Now that the auto market has recovered — 17.6 million cars and trucks were sold in the United States last year, up from nearly 9 million in 2009 — and the housing market has rebounded, albeit slowly, from the global financial crisis, brokers are having a hard time meeting demand for retail space.

“The challenge is there has been no new supply of power centers, or even retail projects that offer 50,000 feet of space overall,” says Daniel H. Kukes, co-founder and principal of Landmark Investment Sales, a sister company to Landmark Commercial Real Estate Services Inc. in Farmington Hills. “We need to see more supply to fill the demand.”

While stand-alone, build-to-suit projects, along with strip centers offering space for three or four retailers, have been sprouting up across the region, few developers are building power centers anchored by one large tenant and a mixture of smaller merchants. 

While such centers are more expensive to develop, due to higher prices for real estate parcels along desirable trade corridors, Kukes says developers and lenders are starting to add power centers and larger retail offerings.
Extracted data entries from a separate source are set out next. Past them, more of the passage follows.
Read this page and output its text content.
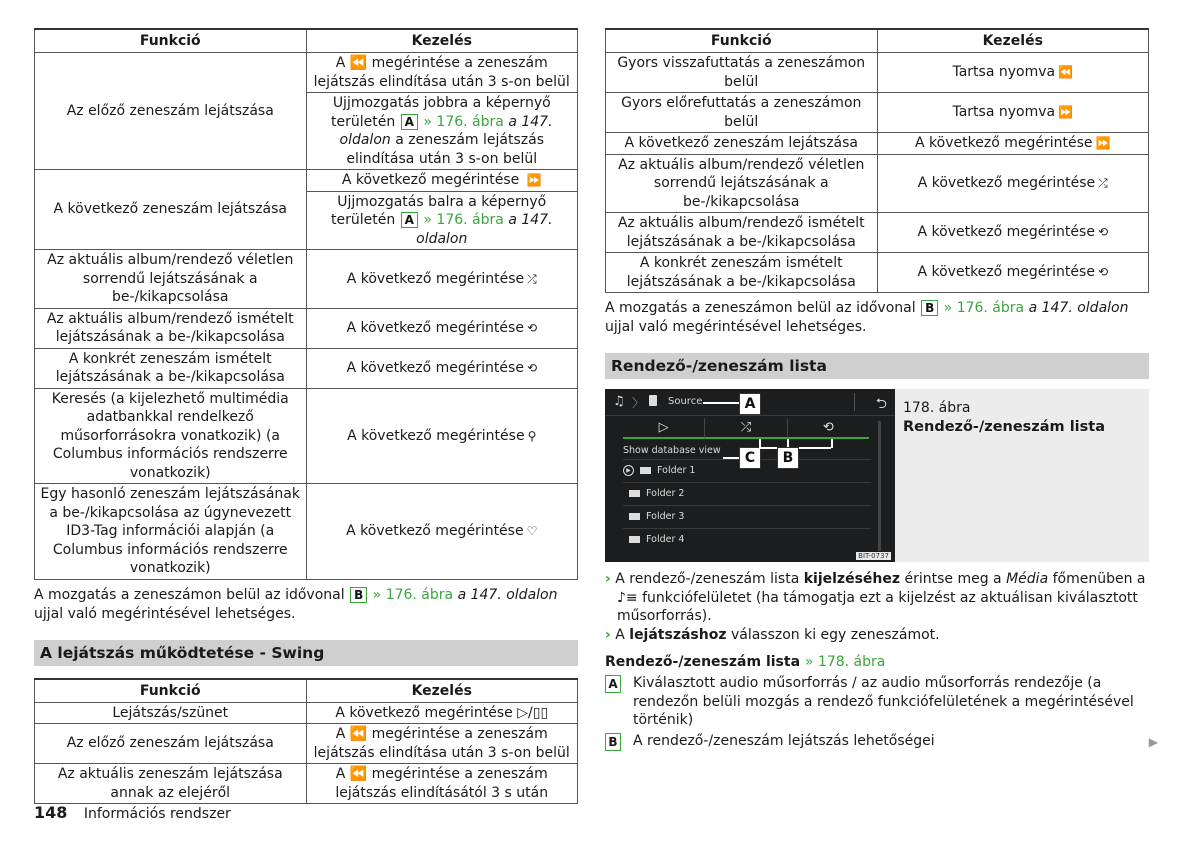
Funkció	Kezelés
Az előző zeneszám lejátszása	A ⏪ megérintése a zeneszám lejátszás elindítása után 3 s-on belül
	Ujjmozgatás jobbra a képernyő területén A » 176. ábra a 147. oldalon a zeneszám lejátszás elindítása után 3 s-on belül
A következő zeneszám lejátszása	A következő megérintése ⏩
	Ujjmozgatás balra a képernyő területén A » 176. ábra a 147. oldalon
Az aktuális album/rendező véletlen sorrendű lejátszásának a be-/kikapcsolása	A következő megérintése ⤮
Az aktuális album/rendező ismételt lejátszásának a be-/kikapcsolása	A következő megérintése ⟲
A konkrét zeneszám ismételt lejátszásának a be-/kikapcsolása	A következő megérintése ⟲
Keresés (a kijelezhető multimédia adatbankkal rendelkező műsorforrásokra vonatkozik) (a Columbus információs rendszerre vonatkozik)	A következő megérintése ⚲
Egy hasonló zeneszám lejátszásának a be-/kikapcsolása az úgynevezett ID3-Tag információi alapján (a Columbus információs rendszerre vonatkozik)	A következő megérintése ♡

A mozgatás a zeneszámon belül az idővonal B » 176. ábra a 147. oldalon ujjal való megérintésével lehetséges.

A lejátszás működtetése - Swing
Funkció	Kezelés
Lejátszás/szünet	A következő megérintése ▷/▯▯
Az előző zeneszám lejátszása	A ⏪ megérintése a zeneszám lejátszás elindítása után 3 s-on belül
Az aktuális zeneszám lejátszása annak az elejéről	A ⏪ megérintése a zeneszám lejátszás elindításától 3 s után
Funkció	Kezelés
Gyors visszafuttatás a zeneszámon belül	Tartsa nyomva ⏪
Gyors előrefuttatás a zeneszámon belül	Tartsa nyomva ⏩
A következő zeneszám lejátszása	A következő megérintése ⏩
Az aktuális album/rendező véletlen sorrendű lejátszásának a be-/kikapcsolása	A következő megérintése ⤮
Az aktuális album/rendező ismételt lejátszásának a be-/kikapcsolása	A következő megérintése ⟲
A konkrét zeneszám ismételt lejátszásának a be-/kikapcsolása	A következő megérintése ⟲

A mozgatás a zeneszámon belül az idővonal B » 176. ábra a 147. oldalon ujjal való megérintésével lehetséges.

Rendező-/zeneszám lista
♫ 〉 Source	⮌
▷	⤮	⟲
Show database view
▶	Folder 1
Folder 2
Folder 3
Folder 4
BIT-0737
A
C	B
178. ábra
Rendező-/zeneszám lista

› A rendező-/zeneszám lista kijelzéséhez érintse meg a Média főmenüben a ♪≡ funkciófelületet (ha támogatja ezt a kijelzést az aktuálisan kiválasztott műsorforrás).

› A lejátszáshoz válasszon ki egy zeneszámot.

Rendező-/zeneszám lista » 178. ábra
A Kiválasztott audio műsorforrás / az audio műsorforrás rendezője (a rendezőn belüli mozgás a rendező funkciófelületének a megérintésével történik)
B A rendező-/zeneszám lejátszás lehetőségei	▶
148 Információs rendszer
Some of the supply is in the form of vacant or abandoned parcels, such as the former Summit Place Mall in Waterford Township, as well as the once-abandoned Bloomfield Park in Bloomfield Township and Pontiac that is now being redeveloped. 

“Where we’re seeing demand is for fast casual restaurants, as casual dining has started to slow down,” says Kevin J. Baker, co-founder and principal of Landmark Investment Sales. “We’re seeing quite a number of fast casual restaurants going to strip centers so they don’t need to supply all of their own parking. In addition, banking is being conducted more and more on digital platforms, so bank branch sites are being converted to other uses.”

Landmark, which represents more than 70 national retail accounts, has closed on more than 210 lease transactions in the region and state since 2012, which collectively represents 3 million square feet of space in parcels ranging  from 5,000 square feet to 100,000 square feet.

To draw national tenants, Kukes says Landmark has started to describe Detroit’s recovery via a periodic report sent to potential clients. “People read about what’s happening in Flint or Detroit’s bankruptcy, and they may have the impression we don’t have a robust market,” he says. “But when we start describing (Michigan’s) low unemployment rate, low vacancy rates, or the prospect of higher returns over other regions, we get plenty of return calls and emails.”